Our estimate of VAR (LRES) was based on the variance of the monthly number of crimes. The yearly variance was estimated as 12-times the monthly variance. If the yearly variances are denoted by Va, Vb, Vc and Vd:
$$VAR{\left( {LRES} \right)} = {\left[ {\frac{{Va}}{{a^{2} }} + \frac{{Vb}}{{b^{2} }} + \frac{{Vc}}{{c^{2} }} + \frac{{Vd}}{{d^{2} }}} \right]}$$
In a Poisson process, Va = a (etc.), and this equation reduces to the usual one above. This estimate of VAR (LRES) is too high, because, unlike yearly figures, monthly numbers of crimes are influenced by seasonal factors.
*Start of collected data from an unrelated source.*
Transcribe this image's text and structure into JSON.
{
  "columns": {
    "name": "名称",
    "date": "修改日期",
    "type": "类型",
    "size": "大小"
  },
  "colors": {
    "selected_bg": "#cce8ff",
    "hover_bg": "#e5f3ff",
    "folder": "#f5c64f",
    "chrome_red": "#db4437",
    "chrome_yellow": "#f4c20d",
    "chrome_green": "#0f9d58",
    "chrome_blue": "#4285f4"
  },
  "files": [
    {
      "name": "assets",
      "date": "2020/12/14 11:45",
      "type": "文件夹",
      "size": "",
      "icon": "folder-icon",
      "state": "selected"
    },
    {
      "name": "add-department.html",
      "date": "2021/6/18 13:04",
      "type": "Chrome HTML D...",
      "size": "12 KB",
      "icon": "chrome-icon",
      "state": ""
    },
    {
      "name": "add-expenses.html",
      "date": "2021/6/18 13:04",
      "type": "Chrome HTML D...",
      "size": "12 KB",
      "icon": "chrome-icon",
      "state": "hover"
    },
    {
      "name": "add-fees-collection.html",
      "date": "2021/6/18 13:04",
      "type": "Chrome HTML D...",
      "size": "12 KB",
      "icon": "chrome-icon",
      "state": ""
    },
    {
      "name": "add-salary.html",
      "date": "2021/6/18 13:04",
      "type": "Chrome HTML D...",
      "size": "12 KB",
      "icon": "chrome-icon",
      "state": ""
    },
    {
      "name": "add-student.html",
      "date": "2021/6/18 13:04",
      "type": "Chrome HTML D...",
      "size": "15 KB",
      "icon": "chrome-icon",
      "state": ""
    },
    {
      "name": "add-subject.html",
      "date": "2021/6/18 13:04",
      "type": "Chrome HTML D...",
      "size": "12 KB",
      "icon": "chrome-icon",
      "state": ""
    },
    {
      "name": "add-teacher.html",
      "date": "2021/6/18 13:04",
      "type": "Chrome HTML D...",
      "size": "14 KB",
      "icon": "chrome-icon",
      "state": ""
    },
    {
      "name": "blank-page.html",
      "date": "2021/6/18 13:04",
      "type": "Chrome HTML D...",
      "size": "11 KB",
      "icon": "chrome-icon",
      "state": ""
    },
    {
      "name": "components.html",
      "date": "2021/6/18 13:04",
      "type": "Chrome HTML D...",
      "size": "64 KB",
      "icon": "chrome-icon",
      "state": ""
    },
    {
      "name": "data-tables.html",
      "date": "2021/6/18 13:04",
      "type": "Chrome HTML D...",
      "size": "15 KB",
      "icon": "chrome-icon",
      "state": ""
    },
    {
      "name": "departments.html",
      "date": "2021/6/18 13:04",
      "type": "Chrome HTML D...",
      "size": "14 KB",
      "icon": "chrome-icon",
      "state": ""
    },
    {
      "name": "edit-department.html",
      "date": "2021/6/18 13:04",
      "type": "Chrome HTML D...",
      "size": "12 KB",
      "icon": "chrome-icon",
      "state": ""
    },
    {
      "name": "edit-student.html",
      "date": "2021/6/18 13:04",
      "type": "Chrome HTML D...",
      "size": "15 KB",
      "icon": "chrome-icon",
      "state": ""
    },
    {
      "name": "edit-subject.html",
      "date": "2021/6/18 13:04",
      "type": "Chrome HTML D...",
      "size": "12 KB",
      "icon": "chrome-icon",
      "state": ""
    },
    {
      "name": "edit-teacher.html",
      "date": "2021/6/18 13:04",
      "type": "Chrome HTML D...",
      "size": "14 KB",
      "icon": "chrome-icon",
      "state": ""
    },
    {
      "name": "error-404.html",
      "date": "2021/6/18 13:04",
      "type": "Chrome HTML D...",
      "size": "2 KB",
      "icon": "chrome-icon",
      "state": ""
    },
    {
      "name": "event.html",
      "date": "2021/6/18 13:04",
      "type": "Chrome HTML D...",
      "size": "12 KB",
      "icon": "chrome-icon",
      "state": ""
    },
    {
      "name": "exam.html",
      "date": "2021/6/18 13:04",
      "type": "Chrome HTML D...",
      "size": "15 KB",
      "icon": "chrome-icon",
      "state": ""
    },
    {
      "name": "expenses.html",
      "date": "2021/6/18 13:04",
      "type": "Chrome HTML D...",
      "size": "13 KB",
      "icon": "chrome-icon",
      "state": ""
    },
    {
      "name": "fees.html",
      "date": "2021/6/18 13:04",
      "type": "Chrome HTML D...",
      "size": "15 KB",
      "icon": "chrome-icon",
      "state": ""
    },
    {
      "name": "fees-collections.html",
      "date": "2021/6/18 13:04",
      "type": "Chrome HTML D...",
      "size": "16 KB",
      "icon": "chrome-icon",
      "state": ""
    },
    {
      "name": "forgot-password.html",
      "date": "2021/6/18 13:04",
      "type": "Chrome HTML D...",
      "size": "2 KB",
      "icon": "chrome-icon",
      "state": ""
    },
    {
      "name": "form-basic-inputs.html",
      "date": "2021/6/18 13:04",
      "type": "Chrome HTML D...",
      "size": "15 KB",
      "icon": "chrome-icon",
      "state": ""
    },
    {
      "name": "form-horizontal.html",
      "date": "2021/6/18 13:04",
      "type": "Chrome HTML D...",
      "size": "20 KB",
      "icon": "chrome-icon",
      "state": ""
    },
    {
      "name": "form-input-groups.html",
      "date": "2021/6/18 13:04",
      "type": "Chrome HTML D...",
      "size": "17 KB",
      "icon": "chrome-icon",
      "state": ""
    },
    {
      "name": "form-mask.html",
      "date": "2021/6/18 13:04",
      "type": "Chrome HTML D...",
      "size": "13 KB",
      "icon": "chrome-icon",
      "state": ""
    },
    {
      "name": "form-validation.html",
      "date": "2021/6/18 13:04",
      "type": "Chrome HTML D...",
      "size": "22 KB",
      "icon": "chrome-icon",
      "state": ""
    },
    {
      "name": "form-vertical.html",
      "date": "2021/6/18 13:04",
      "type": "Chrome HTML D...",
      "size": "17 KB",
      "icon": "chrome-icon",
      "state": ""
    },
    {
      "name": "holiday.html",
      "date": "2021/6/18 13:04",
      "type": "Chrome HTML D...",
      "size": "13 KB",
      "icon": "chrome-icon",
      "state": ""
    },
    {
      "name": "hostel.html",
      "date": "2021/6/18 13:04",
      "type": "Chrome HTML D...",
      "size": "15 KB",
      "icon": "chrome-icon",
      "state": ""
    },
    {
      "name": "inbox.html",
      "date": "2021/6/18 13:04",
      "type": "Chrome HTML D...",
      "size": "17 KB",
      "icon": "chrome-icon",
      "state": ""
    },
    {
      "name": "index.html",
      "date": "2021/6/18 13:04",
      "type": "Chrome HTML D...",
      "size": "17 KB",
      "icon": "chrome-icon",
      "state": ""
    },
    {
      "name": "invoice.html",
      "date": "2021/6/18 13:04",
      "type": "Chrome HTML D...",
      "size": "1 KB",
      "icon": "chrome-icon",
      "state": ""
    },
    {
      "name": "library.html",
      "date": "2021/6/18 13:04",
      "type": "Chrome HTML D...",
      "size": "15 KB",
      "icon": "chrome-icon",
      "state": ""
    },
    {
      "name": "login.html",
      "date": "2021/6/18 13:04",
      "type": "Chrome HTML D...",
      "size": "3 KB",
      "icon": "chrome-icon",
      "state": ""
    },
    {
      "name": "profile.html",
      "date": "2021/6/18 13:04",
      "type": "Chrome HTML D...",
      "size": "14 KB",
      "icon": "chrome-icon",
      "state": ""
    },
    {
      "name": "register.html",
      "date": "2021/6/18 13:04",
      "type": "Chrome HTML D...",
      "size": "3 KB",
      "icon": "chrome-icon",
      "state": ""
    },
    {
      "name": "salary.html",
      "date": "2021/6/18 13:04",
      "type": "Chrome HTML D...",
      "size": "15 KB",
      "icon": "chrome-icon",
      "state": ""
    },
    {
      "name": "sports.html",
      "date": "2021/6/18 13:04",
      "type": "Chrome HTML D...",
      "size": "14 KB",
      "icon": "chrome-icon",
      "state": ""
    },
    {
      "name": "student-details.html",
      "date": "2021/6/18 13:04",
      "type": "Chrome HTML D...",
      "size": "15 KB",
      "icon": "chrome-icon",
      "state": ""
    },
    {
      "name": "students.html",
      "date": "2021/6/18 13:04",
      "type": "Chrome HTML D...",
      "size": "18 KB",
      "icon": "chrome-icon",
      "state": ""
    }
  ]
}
Hence, using this estimate means that the significance tests are conservative.
Excluding Hawkeye (where the number of crimes is based on 57 car parks), 70 sets of monthly crime figures were available for before and after periods in target, control and buffer areas and Divisions.Footnote 8 For each area in each year, the total number of crimes N was compared with V/N, where V is the estimated variance of the number of crimes (based on monthly numbers). In a Poisson process, V/N = 1.
It was clear that V/N increased with the total number of crimes. The correlation between V/N and N was 0.77 (P <0 .0001). A linear regression analysis showed that \( V \mathord{\left/ {\vphantom {V N}} \right. \kern-\nulldelimiterspace} N = .0008*N + 1.2 \)
This equation suggests that Poisson (random) variation is more important at small values of N, but that influencing factors become more important as N increases. For values of N up to 1000, V/N was between 1 and 2. Given the median value of N of 760, it might be expected that the median value of V/N would be 1.8, but in fact it was 2.3. The average value of V/N was 1.45 for the lowest ten numbers of crimes (average 105 crimes), 1.58 for the next ten (average 297), 1.97 for the next ten (average 485), 2.86 for the next ten (average 769), 4.56 for the next ten (average 2,650), 5.76 for the next ten (average 7,295) and 19.20 for the highest ten (average 24,327). Therefore, the Poisson assumption is most applicable for comparisons of small areas (target vs control or buffer), not for comparisons of target areas with Divisions.